Wednesday, July 13, 2011

Policemen and Detectives Guard the Securities Buried in the Fire Ruins,

January 10, 1912, [ ? ] "Policemen and Detectives Guard the Securities Buried in the Fire Ruins,"
Streams of Water Still Playing Upon the Smouldering Timbers of Wrecked Equitable Building.


All the Safes, Holding Paper Worth Half a Billion Dollars or More, Are Believed to Be Intact
Body of Battalion Chief Walsh Not Yet Recovered

New York, January 10, 1912 --- Half a billion dollars or more in securities lie on the glowing ruins of the Equitable Building to-day guarded by 140 policemen and detectives.

The bulk of the Gould, Harriman, Ryan and Belmont estates and the vast securities of the Equitable Life Assurance Society are locked in the massive steel vaults, buried beneath tons of debris.

With streams still playing upon the smoulderng ruins, laborers are fighting their way to the vaults to ascertain their condition.

All the vaults are believed to be intact.

A superficial examination made today indicated that the vaults of the Mercantile Safe Deposit were intact.

The ruins still hold the body of Battalion Chief William Walsh, two watchmen employed by the company are also missing and are believed to have perished in the fire, in which six lives were lost.

Because $50,000,000 to $75,000,000 in collateral of Wall street loans are locked in the vaults, the governing committee of the Stock Exchange announced today another postponement of one day in deliveries.

The records of the Harriman Railroad lines, showing the names and addresses.....


A white, hot furnace still glowed fiercely in the cellars of the ruined Equitable Building at daybreak to-day, resisting all the efforts of the firemen to drown out the flames. Chief Kenton doubted whether the fire would be completely extinguished before night.

The blaze is now confined, however, to the heaped up ruins in the cellars, for above the first story nothing is left save the granite walls, bearded with great encrustrations of gleaming ice.

Pilasters and ornaments bear coatings of ice, which in some places is two feet thick, while the surface of Broadway and the other streets surrounding the ruins are sheathed with ice to a depth of from one to two feet.

All night long, under the glare of three powerful search lights from the Singer Tower, ice-covered firemen poured in streams from twenty nozzles.

Until the flames are completely extinguished little effort can be made to reach the vaults where securities and papers valued at $1,500,000,000 are stored.

Rigid Police Line Maintained

A rigid police line is maintained on all sides of the burned building and the cordon covers so wide an area that the thousands of sightseers, who flocked to the scene are unable to obtain more than a glimpse of the structure.

In addition to the established lid maintained by the police, 100 policemen and 40 detectives are assigned to the task of preventing the theft of any money or securities still in the building.

There were no additions to the list of casualties during the early morning hours to-day. The official police blotter gives six dead, two missing and twenty-three injured.

One of the dead is still unidentified, and the body of William J. Walsh battalion chief of the fire department, has not yet been recovered.

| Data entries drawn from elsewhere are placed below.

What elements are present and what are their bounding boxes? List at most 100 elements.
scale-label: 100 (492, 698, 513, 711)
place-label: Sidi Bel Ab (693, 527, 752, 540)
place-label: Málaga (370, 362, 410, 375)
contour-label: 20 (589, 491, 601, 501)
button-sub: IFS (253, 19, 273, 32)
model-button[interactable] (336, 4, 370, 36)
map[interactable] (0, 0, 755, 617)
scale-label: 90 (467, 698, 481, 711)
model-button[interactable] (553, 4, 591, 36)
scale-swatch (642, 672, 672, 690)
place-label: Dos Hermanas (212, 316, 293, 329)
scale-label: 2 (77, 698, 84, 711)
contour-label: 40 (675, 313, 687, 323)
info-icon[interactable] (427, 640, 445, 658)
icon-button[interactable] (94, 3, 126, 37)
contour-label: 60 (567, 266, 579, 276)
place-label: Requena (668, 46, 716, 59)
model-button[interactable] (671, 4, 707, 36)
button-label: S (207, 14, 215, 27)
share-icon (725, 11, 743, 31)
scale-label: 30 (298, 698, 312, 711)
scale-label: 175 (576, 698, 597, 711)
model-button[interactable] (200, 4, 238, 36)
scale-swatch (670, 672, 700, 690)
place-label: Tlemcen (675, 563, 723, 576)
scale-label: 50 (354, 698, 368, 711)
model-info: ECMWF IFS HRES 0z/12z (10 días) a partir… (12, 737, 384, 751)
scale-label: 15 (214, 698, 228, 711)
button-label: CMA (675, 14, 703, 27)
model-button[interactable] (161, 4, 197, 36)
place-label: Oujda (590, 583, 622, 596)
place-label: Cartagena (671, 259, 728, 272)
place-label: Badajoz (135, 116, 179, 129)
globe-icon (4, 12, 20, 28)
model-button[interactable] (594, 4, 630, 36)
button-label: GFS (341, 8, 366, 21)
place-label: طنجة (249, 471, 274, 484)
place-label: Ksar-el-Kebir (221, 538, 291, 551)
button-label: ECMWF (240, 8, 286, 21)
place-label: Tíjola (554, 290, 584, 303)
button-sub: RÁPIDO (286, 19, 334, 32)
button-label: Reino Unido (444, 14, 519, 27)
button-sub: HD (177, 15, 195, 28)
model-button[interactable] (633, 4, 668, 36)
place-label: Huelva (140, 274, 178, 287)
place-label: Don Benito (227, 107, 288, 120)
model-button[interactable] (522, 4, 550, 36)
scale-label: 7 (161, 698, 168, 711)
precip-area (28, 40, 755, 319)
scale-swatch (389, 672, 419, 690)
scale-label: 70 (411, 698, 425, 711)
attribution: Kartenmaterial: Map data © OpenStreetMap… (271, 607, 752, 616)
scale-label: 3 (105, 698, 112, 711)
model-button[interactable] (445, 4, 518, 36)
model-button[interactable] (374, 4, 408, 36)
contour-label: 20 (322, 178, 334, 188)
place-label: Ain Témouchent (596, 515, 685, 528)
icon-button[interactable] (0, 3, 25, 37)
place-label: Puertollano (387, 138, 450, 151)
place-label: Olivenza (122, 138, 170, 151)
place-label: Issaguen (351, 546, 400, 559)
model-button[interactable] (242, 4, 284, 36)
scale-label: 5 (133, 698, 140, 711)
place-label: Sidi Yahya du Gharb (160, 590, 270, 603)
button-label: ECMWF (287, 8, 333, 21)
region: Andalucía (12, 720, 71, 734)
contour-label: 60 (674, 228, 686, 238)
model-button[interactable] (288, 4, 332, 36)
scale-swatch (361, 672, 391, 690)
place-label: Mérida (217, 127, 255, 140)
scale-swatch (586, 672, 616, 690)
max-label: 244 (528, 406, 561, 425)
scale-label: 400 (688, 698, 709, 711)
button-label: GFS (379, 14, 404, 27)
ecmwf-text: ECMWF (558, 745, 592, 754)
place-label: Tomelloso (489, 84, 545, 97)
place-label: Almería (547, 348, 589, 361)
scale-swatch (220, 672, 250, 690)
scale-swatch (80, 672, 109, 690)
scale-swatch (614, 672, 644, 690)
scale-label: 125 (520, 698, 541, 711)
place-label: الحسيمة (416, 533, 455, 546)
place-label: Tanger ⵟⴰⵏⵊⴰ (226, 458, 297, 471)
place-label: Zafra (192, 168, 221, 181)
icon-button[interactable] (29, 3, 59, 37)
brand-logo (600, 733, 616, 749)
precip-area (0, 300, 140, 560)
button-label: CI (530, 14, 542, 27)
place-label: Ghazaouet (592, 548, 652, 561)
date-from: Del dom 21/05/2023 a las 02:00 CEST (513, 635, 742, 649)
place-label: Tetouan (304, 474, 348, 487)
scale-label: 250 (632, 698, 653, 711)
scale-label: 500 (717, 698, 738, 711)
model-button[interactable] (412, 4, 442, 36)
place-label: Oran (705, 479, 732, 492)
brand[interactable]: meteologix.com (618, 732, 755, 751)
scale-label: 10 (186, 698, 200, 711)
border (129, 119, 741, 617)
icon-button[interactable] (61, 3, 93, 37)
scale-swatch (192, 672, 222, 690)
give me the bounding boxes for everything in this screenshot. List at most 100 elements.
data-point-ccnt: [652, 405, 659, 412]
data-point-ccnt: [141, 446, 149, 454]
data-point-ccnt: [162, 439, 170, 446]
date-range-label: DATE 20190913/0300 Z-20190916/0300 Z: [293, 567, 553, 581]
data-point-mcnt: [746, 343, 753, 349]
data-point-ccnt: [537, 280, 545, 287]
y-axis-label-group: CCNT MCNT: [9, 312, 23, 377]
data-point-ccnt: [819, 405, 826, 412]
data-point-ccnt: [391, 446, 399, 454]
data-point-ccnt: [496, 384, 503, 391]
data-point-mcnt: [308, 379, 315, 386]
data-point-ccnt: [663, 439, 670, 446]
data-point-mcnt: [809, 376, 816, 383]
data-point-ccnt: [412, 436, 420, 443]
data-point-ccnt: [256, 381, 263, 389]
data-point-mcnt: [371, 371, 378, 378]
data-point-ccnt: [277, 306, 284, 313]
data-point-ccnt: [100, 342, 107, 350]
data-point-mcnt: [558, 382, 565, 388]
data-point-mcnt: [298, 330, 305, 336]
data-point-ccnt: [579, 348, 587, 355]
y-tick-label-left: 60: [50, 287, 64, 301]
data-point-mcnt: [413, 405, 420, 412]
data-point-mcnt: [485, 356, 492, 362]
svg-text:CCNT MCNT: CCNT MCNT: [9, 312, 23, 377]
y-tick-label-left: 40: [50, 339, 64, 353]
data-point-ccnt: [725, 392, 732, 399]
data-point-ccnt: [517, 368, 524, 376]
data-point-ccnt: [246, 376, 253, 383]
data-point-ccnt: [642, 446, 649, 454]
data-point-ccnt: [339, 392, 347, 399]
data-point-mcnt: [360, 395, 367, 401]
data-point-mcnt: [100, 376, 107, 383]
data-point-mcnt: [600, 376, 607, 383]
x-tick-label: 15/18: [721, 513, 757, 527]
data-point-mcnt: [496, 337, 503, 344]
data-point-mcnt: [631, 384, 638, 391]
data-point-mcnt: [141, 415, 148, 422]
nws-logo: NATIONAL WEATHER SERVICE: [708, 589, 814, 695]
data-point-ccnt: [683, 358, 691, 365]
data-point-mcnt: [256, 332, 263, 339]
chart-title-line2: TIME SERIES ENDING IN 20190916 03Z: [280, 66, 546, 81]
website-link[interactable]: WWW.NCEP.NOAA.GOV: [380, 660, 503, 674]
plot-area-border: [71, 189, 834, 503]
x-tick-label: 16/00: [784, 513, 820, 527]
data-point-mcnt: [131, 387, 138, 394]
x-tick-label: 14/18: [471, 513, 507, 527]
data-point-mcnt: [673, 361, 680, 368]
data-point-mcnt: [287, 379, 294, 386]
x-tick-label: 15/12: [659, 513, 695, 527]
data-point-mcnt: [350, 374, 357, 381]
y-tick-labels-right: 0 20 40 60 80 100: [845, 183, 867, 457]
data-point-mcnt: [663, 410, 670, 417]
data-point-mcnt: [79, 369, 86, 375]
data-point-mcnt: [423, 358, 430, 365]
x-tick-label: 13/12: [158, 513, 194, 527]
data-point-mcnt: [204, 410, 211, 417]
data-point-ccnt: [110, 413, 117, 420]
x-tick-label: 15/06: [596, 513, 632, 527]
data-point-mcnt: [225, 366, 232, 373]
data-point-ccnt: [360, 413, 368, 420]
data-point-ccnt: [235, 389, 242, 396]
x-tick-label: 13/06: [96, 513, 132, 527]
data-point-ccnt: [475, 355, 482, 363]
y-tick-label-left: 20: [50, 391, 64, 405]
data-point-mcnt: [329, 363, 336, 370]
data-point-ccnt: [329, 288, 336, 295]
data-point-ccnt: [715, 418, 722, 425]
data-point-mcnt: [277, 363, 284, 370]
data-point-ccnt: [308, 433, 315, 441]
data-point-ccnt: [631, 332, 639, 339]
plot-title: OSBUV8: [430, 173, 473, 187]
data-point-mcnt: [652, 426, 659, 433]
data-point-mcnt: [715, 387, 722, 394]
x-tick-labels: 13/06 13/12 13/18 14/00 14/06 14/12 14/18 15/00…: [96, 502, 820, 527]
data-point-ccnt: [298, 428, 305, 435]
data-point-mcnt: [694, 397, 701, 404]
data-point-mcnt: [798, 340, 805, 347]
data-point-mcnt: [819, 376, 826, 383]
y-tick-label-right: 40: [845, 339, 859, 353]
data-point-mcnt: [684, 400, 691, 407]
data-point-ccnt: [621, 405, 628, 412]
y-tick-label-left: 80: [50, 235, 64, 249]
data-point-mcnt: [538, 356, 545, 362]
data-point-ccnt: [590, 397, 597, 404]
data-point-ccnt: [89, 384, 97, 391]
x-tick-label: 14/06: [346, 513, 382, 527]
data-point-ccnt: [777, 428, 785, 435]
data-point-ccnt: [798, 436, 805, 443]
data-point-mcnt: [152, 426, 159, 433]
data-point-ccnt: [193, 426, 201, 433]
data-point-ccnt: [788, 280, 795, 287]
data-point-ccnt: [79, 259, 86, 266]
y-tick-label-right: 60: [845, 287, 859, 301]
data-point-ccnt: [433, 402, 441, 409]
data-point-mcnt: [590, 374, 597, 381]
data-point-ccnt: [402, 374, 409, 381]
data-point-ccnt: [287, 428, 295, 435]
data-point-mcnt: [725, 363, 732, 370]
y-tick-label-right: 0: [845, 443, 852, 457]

The body of William Campion, captain of the watchmen for the Mercantile Safe Depsoit Company, was visible at daybreak through the iron grating at the entrance of the compnay's door

The other three dead are Joseph Conti, Sazzio and Massena Fratta, all employees of the retarurant where the blaze started.

The missing men are two watchmen employed by the safe deposit company.

Tenants in New Quarters

Most of the 137 tenants of the burned building were established in new headquarters in neary-by skyscrapers to-day. The Equitable Life executives found themselves amply provided for on three floors of the City Investing Buildking, a block away. ....

No Definite Action at Once

A statement by E. E. Rittenhouse, conservation commissioner for the Equitable, says that no definite action will be taken for a few days.

"As a matter of fact," he says, "there has been some talk of late to the effect that a life insurance company ought not to have a big building. Anyhow, no definite decision has yet been made."

In the present condition of the real estate market in the Wall street section it may prove that the interests of the policyholders would be best served by selling the present site and erecting another building on a less expensive frontage.

Fire officials believe that early estimates of the loss from the fire will be largely discounted. They believe that practically all of the securities and papers of real value are safe in the vaults. As for the building iteslf, although it cost millions to construct, yet its loss has actually added to the value of the most valuable block in New York.